The Life Line was likely inspired by a shipwreck rescue on the coast of Atlantic City, New Jersey. The New Jersey coast was the site of several maritime disasters, including the tragic shipwreck of the RMS Atlantic in 1873. All of the women and children on board drowned, with the exception of one child. This was the largest maritime tragedy prior to the Titanic in 1912.

The Wreck of the ‘Atlantic’–Cast up by the Sea | Winslow Homer | 1873 | Wood engraving | Harper’s Weekly, Volume XVII, 26 April 1873, p. 345

Burial service of victims of wreck of RMS Atlantic, at Lower Prospect, Halifax County, Nova Scotia, Canada, April 1873 (public domain)

There were no life jackets, adequate life boats, or equipment for carrying RMS Atlantic passengers to shore. Public outrage called for improved safety standards, resulting in the establishment and construction of a professional network in 1878 of coastal lifesaving stations called the Live-Saving Service. Later, in 1915, President Woodrow Wilson signed the “Act to Create the Coast Guard,” merging the Life-Saving Service with the Revenue Cutter Service to create the United States Coast Guard.

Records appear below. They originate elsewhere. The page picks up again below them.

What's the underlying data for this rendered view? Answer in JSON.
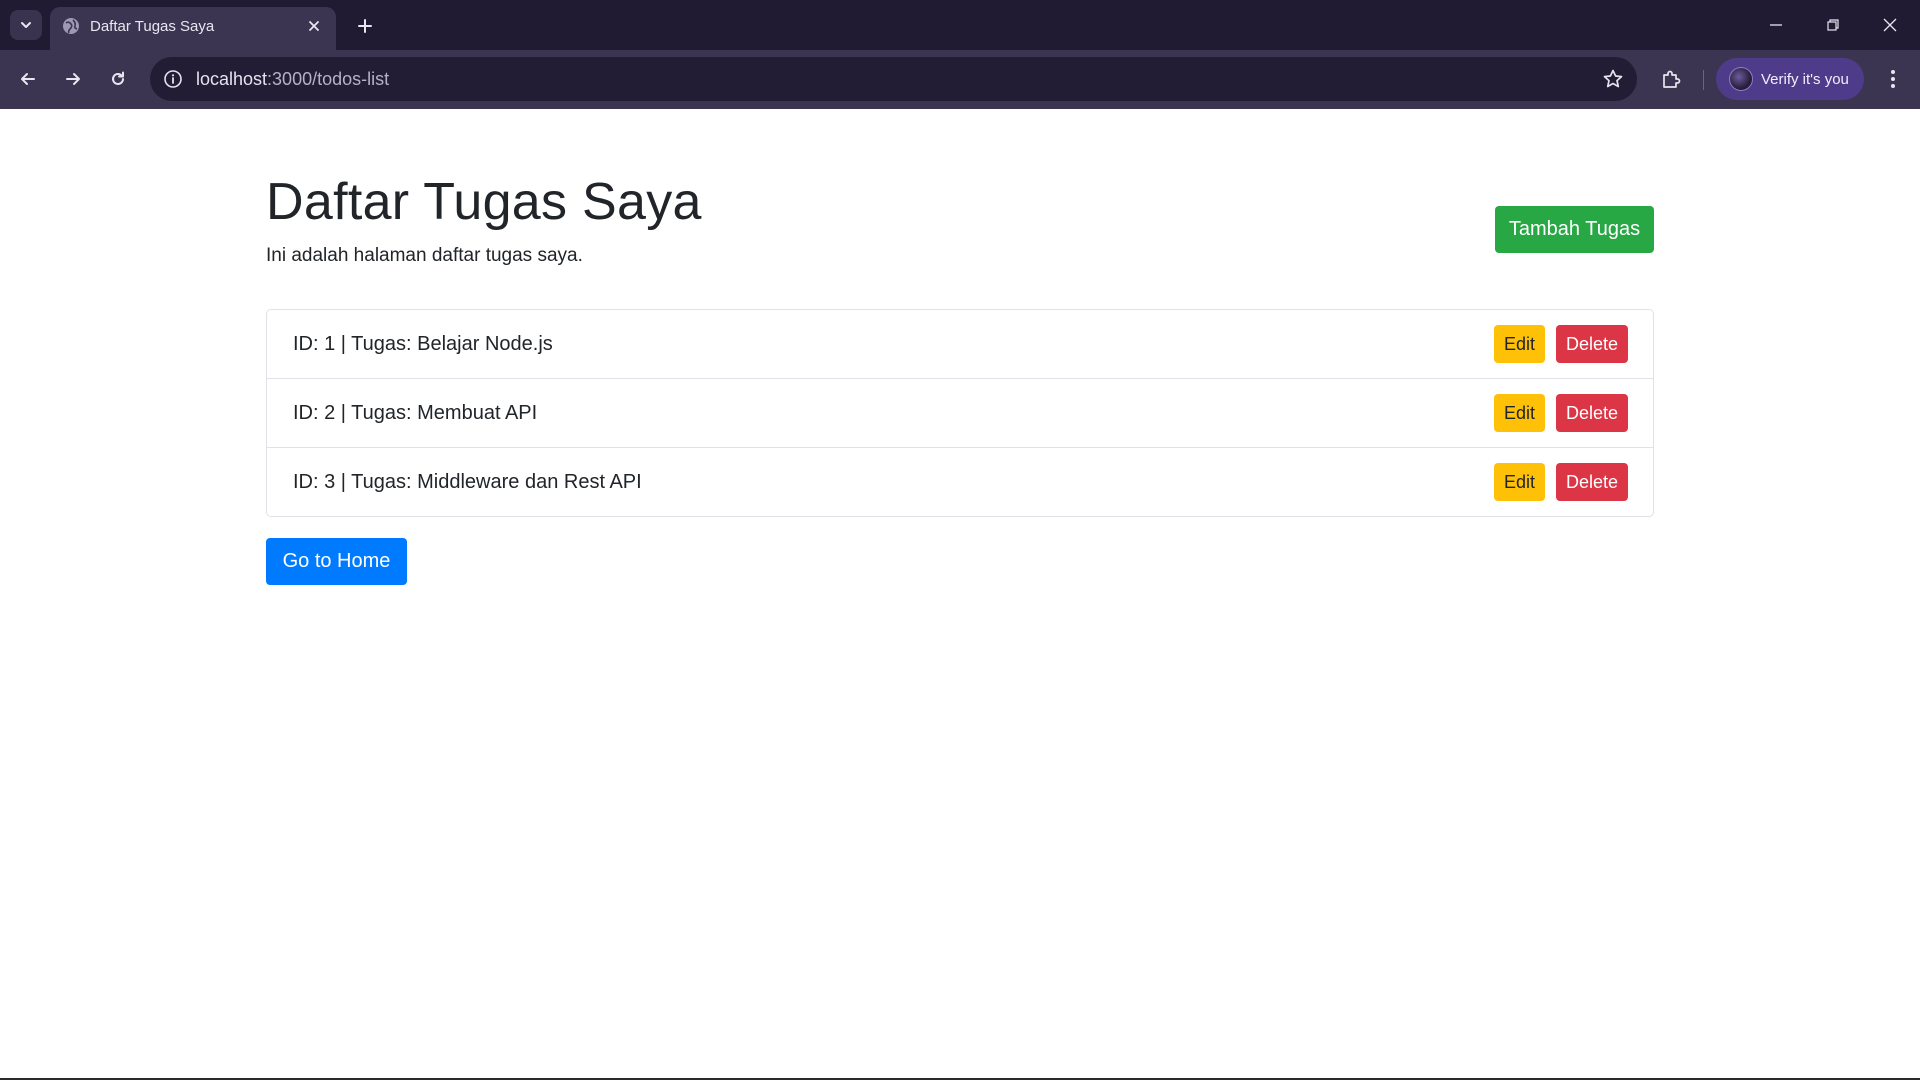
{
  "browser": {
    "tab": {
      "title": "Daftar Tugas Saya",
      "favicon": "globe-icon"
    },
    "omnibox": {
      "host": "localhost",
      "path": ":3000/todos-list"
    },
    "profile": {
      "label": "Verify it's you"
    },
    "icons": {
      "tab_search": "chevron-down-icon",
      "new_tab": "plus-icon",
      "back": "arrow-left-icon",
      "forward": "arrow-right-icon",
      "reload": "reload-icon",
      "site_info": "info-icon",
      "bookmark": "star-icon",
      "extensions": "puzzle-icon",
      "menu": "kebab-menu-icon"
    },
    "colors": {
      "tabstrip": "#211a33",
      "toolbar": "#3b3551",
      "profile_chip": "#4e3c8a"
    }
  },
  "page": {
    "title": "Daftar Tugas Saya",
    "subtitle": "Ini adalah halaman daftar tugas saya.",
    "add_button": "Tambah Tugas",
    "home_button": "Go to Home",
    "todos": [
      {
        "text": "ID: 1 | Tugas: Belajar Node.js",
        "edit": "Edit",
        "delete": "Delete"
      },
      {
        "text": "ID: 2 | Tugas: Membuat API",
        "edit": "Edit",
        "delete": "Delete"
      },
      {
        "text": "ID: 3 | Tugas: Middleware dan Rest API",
        "edit": "Edit",
        "delete": "Delete"
      }
    ],
    "colors": {
      "success": "#28a745",
      "warning": "#ffc107",
      "danger": "#dc3545",
      "primary": "#007bff"
    }
  }
}
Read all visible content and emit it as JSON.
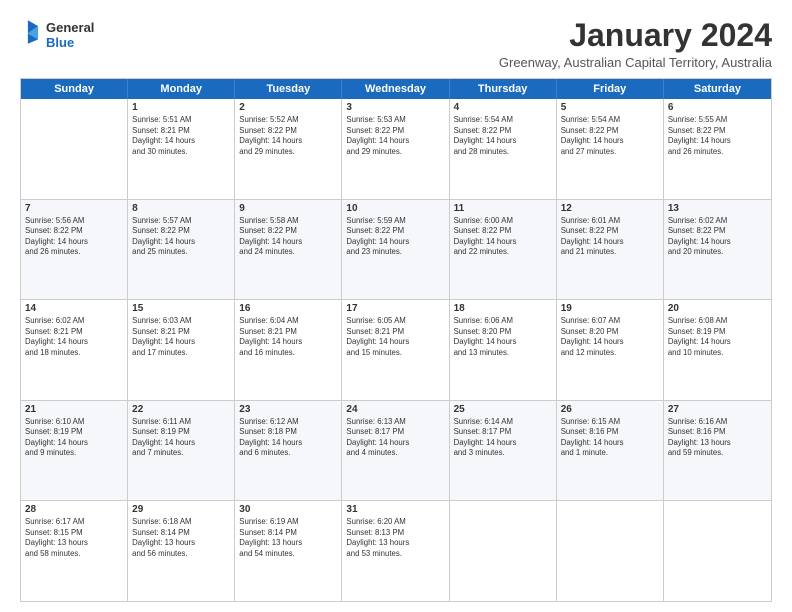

Breeches buoy during the rescue of the SS Northern Pacific on January 2, 1919, Library of Congress

One of the lifesaving technologies developed after the 1873 aftermath was an innovative device called the breeches buoy, as seen in Homer’s image The Life Line. The breeches buoy was a flotation device with a set of breeches, or trousers, attached to make a seat. A brigade house would use a small cannon to fire a rope out to the ship in distress, establishing a life line similar to a zip line. Secured firmly from ship to shore, the pulley system allowed for the transfer of stranded passengers when the seas were too rough for rescue boats. Homer would have likely watched local brigade drills in Cullercoats. Once back in the US, the artist befriended members of the lifesaving station in Atlantic City, where he witnessed the breeches buoy in action. Observation of these practices on both shores helped inform the dramatic details in The Life Line, which will be on view at the Amon Carter Museum of American Art during their upcoming exhibit, Mythmakers: The Art of Winslow Homer and Frederic Remington.